## Heatmap: Accuracy Difference (Acc_test(BO - GCN)) vs. μ and λ
### Overview
The image is a heatmap visualizing the difference in test accuracy (Acc_test) between Bayesian Optimization (BO) and Graph Convolutional Networks (GCN) across varying hyperparameters μ (y-axis) and λ (x-axis). The color gradient ranges from purple (low values) to yellow (high values), with a legend on the right indicating numerical values from 0.02 to 0.12.
### Components/Axes
- **X-axis (λ)**: Labeled "λ", with values ranging from 0.25 to 2.00 in increments of 0.25.
- **Y-axis (μ)**: Labeled "μ", with values ranging from 0.25 to 2.00 in increments of 0.25.
- **Color Scale**: Vertical legend on the right, labeled "Acc_test(BO - GCN)", with a gradient from purple (0.02) to yellow (0.12).
- **Grid**: White grid lines separate cells corresponding to discrete μ and λ values.
### Detailed Analysis
- **Top-Left Region (High μ, Low λ)**:
- Cells are yellow (≈0.12), indicating the highest accuracy differences.
- Example: At μ=2.00 and λ=0.25, the value is ≈0.12.
- **Middle Rows (Moderate μ, Moderate λ)**:
- Colors transition from green (≈0.08–0.10) to blue (≈0.04–0.06).
- Example: At μ=1.50 and λ=1.00, the value is ≈0.06.
- **Bottom-Right Region (Low μ, High λ)**:
- Cells are dark purple (≈0.02), indicating the lowest accuracy differences.
- Example: At μ=0.25 and λ=2.00, the value is ≈0.02.
- **Gradient Trends**:
- Accuracy decreases monotonically as λ increases (left to right).
- Accuracy decreases monotonically as μ decreases (top to bottom).
### Key Observations
1. **Optimal Region**: The highest accuracy differences (≈0.12) occur at high μ (2.00) and low λ (0.25).
2. **Worst Region**: The lowest accuracy differences (≈0.02) occur at low μ (0.25) and high λ (2.00).
3. **Trade-off**: Increasing λ or decreasing μ reduces accuracy, suggesting a trade-off between these parameters.

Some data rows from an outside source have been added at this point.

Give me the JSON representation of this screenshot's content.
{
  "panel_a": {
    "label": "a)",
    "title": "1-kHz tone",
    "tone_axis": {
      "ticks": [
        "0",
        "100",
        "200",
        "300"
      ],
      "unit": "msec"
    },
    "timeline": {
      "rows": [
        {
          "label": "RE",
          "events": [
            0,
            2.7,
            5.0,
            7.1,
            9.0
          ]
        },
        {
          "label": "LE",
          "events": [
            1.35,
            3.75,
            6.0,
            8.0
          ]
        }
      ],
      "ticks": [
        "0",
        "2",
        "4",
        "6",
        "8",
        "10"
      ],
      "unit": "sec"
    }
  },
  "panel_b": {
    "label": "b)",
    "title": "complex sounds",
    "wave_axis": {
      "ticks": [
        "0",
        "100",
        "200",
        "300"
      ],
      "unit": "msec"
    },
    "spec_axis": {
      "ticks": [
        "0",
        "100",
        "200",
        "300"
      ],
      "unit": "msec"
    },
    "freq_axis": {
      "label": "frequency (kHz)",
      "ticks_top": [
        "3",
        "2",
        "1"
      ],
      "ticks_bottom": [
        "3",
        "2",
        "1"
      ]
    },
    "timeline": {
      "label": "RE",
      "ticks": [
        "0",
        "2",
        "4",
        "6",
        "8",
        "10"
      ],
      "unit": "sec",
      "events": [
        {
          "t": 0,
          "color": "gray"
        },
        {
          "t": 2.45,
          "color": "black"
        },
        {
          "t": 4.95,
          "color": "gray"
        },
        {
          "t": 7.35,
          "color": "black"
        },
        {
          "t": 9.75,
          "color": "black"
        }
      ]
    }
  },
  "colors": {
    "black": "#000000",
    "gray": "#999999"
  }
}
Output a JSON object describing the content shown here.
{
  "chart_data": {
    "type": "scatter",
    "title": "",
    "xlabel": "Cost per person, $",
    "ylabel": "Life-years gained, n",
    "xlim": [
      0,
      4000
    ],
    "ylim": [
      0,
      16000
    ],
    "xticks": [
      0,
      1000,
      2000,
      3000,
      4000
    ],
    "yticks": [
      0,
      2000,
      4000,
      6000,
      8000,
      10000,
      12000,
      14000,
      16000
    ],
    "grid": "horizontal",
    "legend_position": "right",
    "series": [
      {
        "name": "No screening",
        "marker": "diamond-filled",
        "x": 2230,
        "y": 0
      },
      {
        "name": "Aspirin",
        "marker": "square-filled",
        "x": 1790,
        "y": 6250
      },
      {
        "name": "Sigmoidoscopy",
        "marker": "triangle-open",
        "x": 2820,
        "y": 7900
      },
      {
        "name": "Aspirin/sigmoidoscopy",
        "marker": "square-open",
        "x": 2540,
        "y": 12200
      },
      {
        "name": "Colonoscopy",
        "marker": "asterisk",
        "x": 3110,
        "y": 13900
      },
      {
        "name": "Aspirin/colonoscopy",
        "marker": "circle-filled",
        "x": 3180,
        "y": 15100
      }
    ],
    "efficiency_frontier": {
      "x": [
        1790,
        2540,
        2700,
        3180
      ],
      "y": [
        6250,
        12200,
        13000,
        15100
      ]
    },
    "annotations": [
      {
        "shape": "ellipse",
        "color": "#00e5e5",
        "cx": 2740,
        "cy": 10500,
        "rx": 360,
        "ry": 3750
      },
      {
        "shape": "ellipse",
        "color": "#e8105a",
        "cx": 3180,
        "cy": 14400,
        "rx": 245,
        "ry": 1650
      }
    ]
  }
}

4. **Consistency**: The gradient is smooth, with no abrupt color changes, indicating a predictable relationship between μ, λ, and accuracy.
### Interpretation
The heatmap demonstrates that **higher μ and lower λ values** maximize the accuracy difference between BO and GCN. This implies that BO outperforms GCN most significantly under these parameter settings. Conversely, GCN performs relatively better (smaller accuracy gap) when μ is low and λ is high. The monotonic trends suggest that μ and λ have opposing effects on model performance, with μ likely controlling exploration/exploitation in BO and λ regulating regularization or graph structure in GCN. The absence of outliers indicates a stable, predictable relationship between these hyperparameters and accuracy.